Nel 1926 il nome dato più frequente alle bambine era Maria: oggi sono Sofia e Giulia. Quattro generazioni si sono succedute nella storia del Paese, da quella della ricostruzione a quella delle reti. A tracciare i percorsi di vita delle italiane e degli italiani è stato il presidente dell’Istat Giorgio Alleva, presentando il rapporto Annuale 2016. Maria nasce in un’Italia povera e arretrata e vive la Secondo Guerra mondiale; seguono Anna, Francesca e Giulia. Nel 2014 il nome piu’ diffuso tra le neonate è stato Sofia (7.353), seguito da Giulia (6.729) e Aurora (5.709). Ma come è cambiata la vita di generazione in generazione?
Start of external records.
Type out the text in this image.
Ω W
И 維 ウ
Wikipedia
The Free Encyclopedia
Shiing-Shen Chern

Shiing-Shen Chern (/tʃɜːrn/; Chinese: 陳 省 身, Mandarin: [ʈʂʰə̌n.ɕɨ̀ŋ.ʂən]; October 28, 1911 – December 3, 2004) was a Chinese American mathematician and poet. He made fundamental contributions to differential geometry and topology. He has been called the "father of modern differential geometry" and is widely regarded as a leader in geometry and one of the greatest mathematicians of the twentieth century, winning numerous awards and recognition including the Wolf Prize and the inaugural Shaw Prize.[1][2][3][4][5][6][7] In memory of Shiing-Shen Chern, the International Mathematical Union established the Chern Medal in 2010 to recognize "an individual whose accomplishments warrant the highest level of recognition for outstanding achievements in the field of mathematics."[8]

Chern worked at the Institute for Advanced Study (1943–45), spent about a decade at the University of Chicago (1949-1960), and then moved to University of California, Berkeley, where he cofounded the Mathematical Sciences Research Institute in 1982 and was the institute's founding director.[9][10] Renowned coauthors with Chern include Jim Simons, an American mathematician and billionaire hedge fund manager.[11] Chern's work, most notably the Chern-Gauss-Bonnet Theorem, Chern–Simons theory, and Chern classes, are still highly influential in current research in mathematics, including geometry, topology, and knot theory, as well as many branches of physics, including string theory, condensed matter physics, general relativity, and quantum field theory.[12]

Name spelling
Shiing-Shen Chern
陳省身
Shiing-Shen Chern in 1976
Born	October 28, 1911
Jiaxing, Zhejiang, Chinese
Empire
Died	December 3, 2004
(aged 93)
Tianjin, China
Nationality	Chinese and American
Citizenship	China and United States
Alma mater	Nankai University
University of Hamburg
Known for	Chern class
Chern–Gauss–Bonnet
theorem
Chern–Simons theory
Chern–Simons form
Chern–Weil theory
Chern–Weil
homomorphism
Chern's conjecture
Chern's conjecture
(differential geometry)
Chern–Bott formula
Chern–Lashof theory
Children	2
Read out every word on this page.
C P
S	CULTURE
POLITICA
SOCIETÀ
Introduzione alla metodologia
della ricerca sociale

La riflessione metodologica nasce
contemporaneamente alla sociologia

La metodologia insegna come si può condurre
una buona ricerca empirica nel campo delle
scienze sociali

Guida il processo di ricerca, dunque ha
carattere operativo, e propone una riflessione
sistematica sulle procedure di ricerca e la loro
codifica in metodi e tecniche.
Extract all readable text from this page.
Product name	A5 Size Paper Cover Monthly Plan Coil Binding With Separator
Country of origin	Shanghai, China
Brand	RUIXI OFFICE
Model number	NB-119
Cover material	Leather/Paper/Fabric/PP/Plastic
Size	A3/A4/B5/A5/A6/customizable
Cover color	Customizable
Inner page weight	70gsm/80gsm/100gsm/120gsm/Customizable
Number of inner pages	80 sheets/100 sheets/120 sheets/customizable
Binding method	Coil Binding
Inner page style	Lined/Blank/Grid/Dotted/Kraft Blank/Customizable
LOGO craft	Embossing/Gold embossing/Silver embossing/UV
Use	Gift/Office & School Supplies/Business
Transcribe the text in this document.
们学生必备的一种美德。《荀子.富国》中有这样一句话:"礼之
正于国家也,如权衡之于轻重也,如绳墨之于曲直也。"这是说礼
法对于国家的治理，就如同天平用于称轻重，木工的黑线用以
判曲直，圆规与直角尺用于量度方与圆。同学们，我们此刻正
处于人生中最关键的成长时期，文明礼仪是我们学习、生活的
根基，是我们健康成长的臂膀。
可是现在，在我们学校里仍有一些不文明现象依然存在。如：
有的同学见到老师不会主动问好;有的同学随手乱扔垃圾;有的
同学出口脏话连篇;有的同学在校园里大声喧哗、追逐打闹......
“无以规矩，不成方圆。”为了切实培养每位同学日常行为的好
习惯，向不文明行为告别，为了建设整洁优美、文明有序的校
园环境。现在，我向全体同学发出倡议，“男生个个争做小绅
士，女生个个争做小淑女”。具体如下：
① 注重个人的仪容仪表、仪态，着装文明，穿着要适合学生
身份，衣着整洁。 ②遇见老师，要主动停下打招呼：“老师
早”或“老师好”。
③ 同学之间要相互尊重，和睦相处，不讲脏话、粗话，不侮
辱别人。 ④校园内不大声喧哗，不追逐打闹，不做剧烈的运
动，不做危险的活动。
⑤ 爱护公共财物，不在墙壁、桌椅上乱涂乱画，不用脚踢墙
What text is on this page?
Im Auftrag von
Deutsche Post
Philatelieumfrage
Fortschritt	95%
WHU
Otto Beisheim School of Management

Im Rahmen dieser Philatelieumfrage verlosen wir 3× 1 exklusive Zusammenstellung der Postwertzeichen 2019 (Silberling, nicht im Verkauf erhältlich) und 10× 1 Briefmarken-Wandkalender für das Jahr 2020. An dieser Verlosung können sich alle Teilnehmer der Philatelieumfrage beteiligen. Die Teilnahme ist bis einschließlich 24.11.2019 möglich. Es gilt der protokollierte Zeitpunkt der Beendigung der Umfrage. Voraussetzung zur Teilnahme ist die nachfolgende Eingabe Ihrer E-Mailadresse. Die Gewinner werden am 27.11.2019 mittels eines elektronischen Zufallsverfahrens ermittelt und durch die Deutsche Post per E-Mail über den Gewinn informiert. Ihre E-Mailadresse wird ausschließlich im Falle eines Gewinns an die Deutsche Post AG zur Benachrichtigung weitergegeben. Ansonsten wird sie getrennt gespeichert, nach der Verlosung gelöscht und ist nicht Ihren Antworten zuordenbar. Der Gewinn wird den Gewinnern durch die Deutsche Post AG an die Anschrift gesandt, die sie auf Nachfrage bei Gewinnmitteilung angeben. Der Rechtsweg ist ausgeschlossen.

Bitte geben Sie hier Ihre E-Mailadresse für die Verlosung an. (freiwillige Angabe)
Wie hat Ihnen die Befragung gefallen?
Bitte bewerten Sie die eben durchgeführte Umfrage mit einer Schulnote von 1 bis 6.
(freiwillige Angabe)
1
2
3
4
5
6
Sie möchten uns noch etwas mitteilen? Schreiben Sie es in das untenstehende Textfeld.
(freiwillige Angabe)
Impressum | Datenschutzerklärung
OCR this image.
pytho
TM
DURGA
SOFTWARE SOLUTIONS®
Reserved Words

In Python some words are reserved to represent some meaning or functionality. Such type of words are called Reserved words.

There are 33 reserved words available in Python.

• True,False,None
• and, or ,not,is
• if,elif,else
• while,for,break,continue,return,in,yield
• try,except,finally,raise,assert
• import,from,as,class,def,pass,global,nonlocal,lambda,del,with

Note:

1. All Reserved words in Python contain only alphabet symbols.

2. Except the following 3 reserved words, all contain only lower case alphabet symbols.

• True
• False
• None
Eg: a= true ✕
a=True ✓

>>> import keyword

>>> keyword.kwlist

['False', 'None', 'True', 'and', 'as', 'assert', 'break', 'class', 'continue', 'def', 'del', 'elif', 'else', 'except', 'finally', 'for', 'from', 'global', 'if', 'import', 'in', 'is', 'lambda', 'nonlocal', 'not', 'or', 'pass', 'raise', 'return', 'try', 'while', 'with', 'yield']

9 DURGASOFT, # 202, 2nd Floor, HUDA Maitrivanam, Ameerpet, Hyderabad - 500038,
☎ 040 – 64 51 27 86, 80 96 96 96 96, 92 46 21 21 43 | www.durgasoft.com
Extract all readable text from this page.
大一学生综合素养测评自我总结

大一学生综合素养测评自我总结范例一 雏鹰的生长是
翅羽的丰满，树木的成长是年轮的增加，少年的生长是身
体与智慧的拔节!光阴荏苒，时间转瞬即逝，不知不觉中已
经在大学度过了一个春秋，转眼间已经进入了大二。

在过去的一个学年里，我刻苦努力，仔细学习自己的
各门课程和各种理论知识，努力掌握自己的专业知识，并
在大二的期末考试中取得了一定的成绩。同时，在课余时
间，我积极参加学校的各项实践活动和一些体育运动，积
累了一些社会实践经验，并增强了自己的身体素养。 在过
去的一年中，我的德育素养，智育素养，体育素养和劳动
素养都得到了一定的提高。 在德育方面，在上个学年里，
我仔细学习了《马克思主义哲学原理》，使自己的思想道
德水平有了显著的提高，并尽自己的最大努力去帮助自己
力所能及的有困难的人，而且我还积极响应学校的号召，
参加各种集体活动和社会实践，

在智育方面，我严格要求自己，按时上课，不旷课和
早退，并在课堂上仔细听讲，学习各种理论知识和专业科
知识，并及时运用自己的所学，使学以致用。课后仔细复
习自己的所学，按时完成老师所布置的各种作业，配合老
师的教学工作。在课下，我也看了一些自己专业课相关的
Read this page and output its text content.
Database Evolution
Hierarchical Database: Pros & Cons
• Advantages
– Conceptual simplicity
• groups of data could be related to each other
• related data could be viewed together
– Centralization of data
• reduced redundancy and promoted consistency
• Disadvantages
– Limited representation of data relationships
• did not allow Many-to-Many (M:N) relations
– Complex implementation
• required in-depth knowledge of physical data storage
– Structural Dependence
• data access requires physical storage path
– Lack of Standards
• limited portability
Vivono di più, studiano di più, si sposano più tardi e fanno meno figli. La fotografia che restituisce l’Istat delle donne italiane potrebbe essere riassunta in questo modo. E proprio le donne sono state prese ad esempio per descrivere i cambiamenti di tre generazioni a confronto dal presidente dell’istituto, Giuseppe Alleva, ieri alla presentazione del Rapporto annuale 2016. “Nel 2016 – ha sottolineato Alleva – ritroviamo tre donne: Maria, Anna e Francesca. Maria compie 90 anni, superando di molto la sua speranza di vita alla nascita che era di 52 anni; delle nate nel 1926, 24 su cento sono ancora vive; Anna, sua figlia di 64 anni, è sposata da più di 40 anni ed è appena andata in pensione dopo molti anni di lavoro come operaia e poi impiegata nell’industria. Ora è vedova ed è aiutata da Oxana, una cittadina ucraina che si occupa di Maria. Francesca ha appena compiuto 40 anni, si sta separando dal marito e fa la ricercatrice con un contratto a termine. La speranza di vita quando nasce sua figlia Giulia è di quasi 85 anni”.
Ma stiamo meglio o stiamo peggio? Dipende da che parte guardiamo la realtà. Mettendo in fila l’enorme massa di dati pubblicati dall’Istat, potremmo iniziare dall’uscita di casa delle ragazze: tra i 25 e i 29 anni più una giovane su due vive ancora in famiglia (54,7%). Certo il dato è inferiore a quello maschile (70,1%), ma certo è lontano dai livelli di altri paesi europei centro-settentrionali. All’uscita da casa quasi il 50% delle donne si sposa, ma a un’età media che è andata aumentando con gli anni dai 25 anni del 1976 ai 30,7 dello scorso anno. E’ andata di conseguenza crescendo anche l’età del primo figlio dalita da 27,5 a 31,6 anni, mentre al contempo è sceso drammaticamente il numero di figli per donna da 2,11 a 1,35. Tanto che le famiglia sono scese da una media di 4 componenti del 1952 a 2,3 quest’anno.
La vita è cambiata non solo nel privato, ma anche nell’ambito professionale. Un dato confortante è che si è passati da 7 donne su 10 che al momento del matrimonio erano casalinghe nel 1952 al 18% di quest’anno. E’ andato crescendo, quindi, il tasso di attività femminile dal 26% del 1952 al 54,1%. Certo resta ancora lontano il livello raggiunto da quello maschile del 74,1%. Nota dolente tra i giovani: le giovani di 15-29 anni non occupati e non in formazione (Neet) sono quasi tre ogni dieci (27,1%) contro una media più bassa e la percentuale triplica fra le mamme, raggiungendo il 64,9%. Mentre in altre fasce di età aumentano le famiglie in cui a lavorare è solo la donna: dal 7,2% del 2004 si è passati nel 2015 al 10,7%.
Insomma, a conti fatti qualche passo avanti è stato realizzato, ma l’Italia resta un Paese non a misura di donna. Ancora.